I have spent the past month giving presentations on writing powerful college application essays and reading first drafts of students’ UC personal statements. Regardless of where I’ve gone, I’ve seen a troubling pattern in interpreting and writing UC Essay Prompt 1, which reads:

For Freshmen
PROMPT #1: Describe the world you come from—for example, your family, community or school—and tell us how your world has shaped your dreams and aspirations.

Students read the prompt literally, and I have read hundreds of essays about where students grew up or dramatic family situations. Students do not appear in their own essays until the end of the essay when they discuss why they want to go to college. These students cut across all socio-economic statuses. They do not understand the prompt.

UC1 is not a literal essay. It is designed to help the UCs accept a diverse class with kids from diverse experience backgrounds. They want to know that kids belong to communities and will come to a large UC campus and make a difference. They want to know that if they come from a challenging background, how they’ve overcome or adapted to them by becoming passionate teenagers.

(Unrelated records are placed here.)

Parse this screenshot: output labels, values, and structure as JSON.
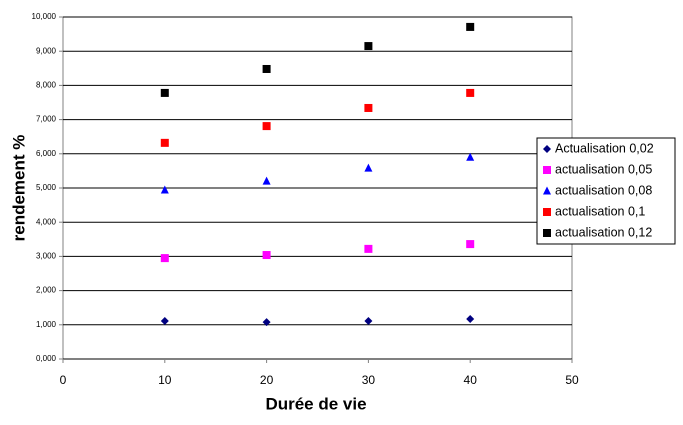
{
  "chart_data": {
    "type": "scatter",
    "xlabel": "Durée de vie",
    "ylabel": "rendement %",
    "xlim": [
      0,
      50
    ],
    "xticks": [
      0,
      10,
      20,
      30,
      40,
      50
    ],
    "ylim": [
      0,
      10
    ],
    "yticks": [
      {
        "value": 0,
        "label": "0,000"
      },
      {
        "value": 1,
        "label": "1,000"
      },
      {
        "value": 2,
        "label": "2,000"
      },
      {
        "value": 3,
        "label": "3,000"
      },
      {
        "value": 4,
        "label": "4,000"
      },
      {
        "value": 5,
        "label": "5,000"
      },
      {
        "value": 6,
        "label": "6,000"
      },
      {
        "value": 7,
        "label": "7,000"
      },
      {
        "value": 8,
        "label": "8,000"
      },
      {
        "value": 9,
        "label": "9,000"
      },
      {
        "value": 10,
        "label": "10,000"
      }
    ],
    "grid": true,
    "legend": "right",
    "x": [
      10,
      20,
      30,
      40
    ],
    "series": [
      {
        "name": "Actualisation 0,02",
        "color": "#000080",
        "marker": "diamond",
        "values": [
          1.11,
          1.08,
          1.11,
          1.17
        ]
      },
      {
        "name": "actualisation 0,05",
        "color": "#ff00ff",
        "marker": "square",
        "values": [
          2.95,
          3.04,
          3.22,
          3.36
        ]
      },
      {
        "name": "actualisation 0,08",
        "color": "#0000ff",
        "marker": "triangle",
        "values": [
          4.94,
          5.2,
          5.58,
          5.9
        ]
      },
      {
        "name": "actualisation 0,1",
        "color": "#ff0000",
        "marker": "square",
        "values": [
          6.32,
          6.81,
          7.34,
          7.78
        ]
      },
      {
        "name": "actualisation 0,12",
        "color": "#000000",
        "marker": "square",
        "values": [
          7.78,
          8.48,
          9.15,
          9.71
        ]
      }
    ]
  }
}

UC Berkeley give powerful advice about the personal statement on its website:

What we look for:

  • Initiative, motivation, leadership, persistence, service to others, special potential andsubstantial experience with other cultures
  • All achievement in light of the opportunities available to you
  • Any unusual circumstances or hardships you have faced and the ways in which you have overcome or responded to them. Having a hardship is no guarantee of admission. If you choose to write about difficulties you have experienced, you should describe:
  • How you confronted and overcame your challenges, rather than describing a hardship just for the sake of including it in your application
  • What you learned from or achieved in spite of these circumstances

So to help kids show up in their worlds, I now rephrase the prompt during my presentations and ask the following questions:

1. Where are you making a difference in your world? Pick a community service activity, a job, or an experience that reveals where you are making a difference in the world.
2. How has your world shaped what you’ve experienced and your goals for college and/or life?
3.  Just a drop of water can change the ocean. Where are you adding your drop of water? How does this connect to your community and your goals?

Rephrasing the prompt helps. Here’s one example of how I helped a student reframe his UC1 personal statement to help colleges see his initiative, motivation, leadership, and ability to navigate different worlds.

Juan initially wrote about his loving, yet poor family and how he wanted to go to college for them. It answered the literal prompt but he didn’t show up specifically in his essay until the last paragraph. Moreover, he remained in the past and never made his way to the present.

juanAfter reading his resume and speaking with him, I learned that because he was the only one in his family (eight people shared three rooms) who spoke English, he became their medical translator. He called doctors, made appointments, and translated during visits. He fell in love with medicine and then began volunteering at his local hospital for more than 300 hours. There he often translated for families and knew he wanted to become a community doctor.

After he told me these powerful stories, I suggested that he weave them into the world he comes from essay. Juan then created a powerful essay that no one else could write. It revealed his ability to already change the world he comes from and that while people may think he’s poor, he’s rich in love. Moreover, his dreams and aspirations became clearer because through communication and medicine, he was able to show how by becoming pre-med, he could continue his work at bigger levels.

This process did not talk long. It was the conversation that mattered. It was the reframing of the essay for Juan. I have had these conversations with teenagers across all social-economic groups, and they have an easier time writing truly effective UC1 essays.

Many kids need to see how they can write this essay from the first person and be the protagonist from the first paragraph. Their relatives are not going to college. Their backgrounds do not show why they deserve to go to college. They help the University of California see their potential by sharing who they are now because of the world they come from.

I recommend that counselors help re-frame this essay for all students. Regardless of socioeconomic status, students are adding their drops of water through their work, service, activities, and academic passions. These activities connect back to their worlds and lead towards their futures. We need to help them understand the purpose of the essay. Then students can draft essays that help gain admission to the amazing diverse and wonderful UC campuses.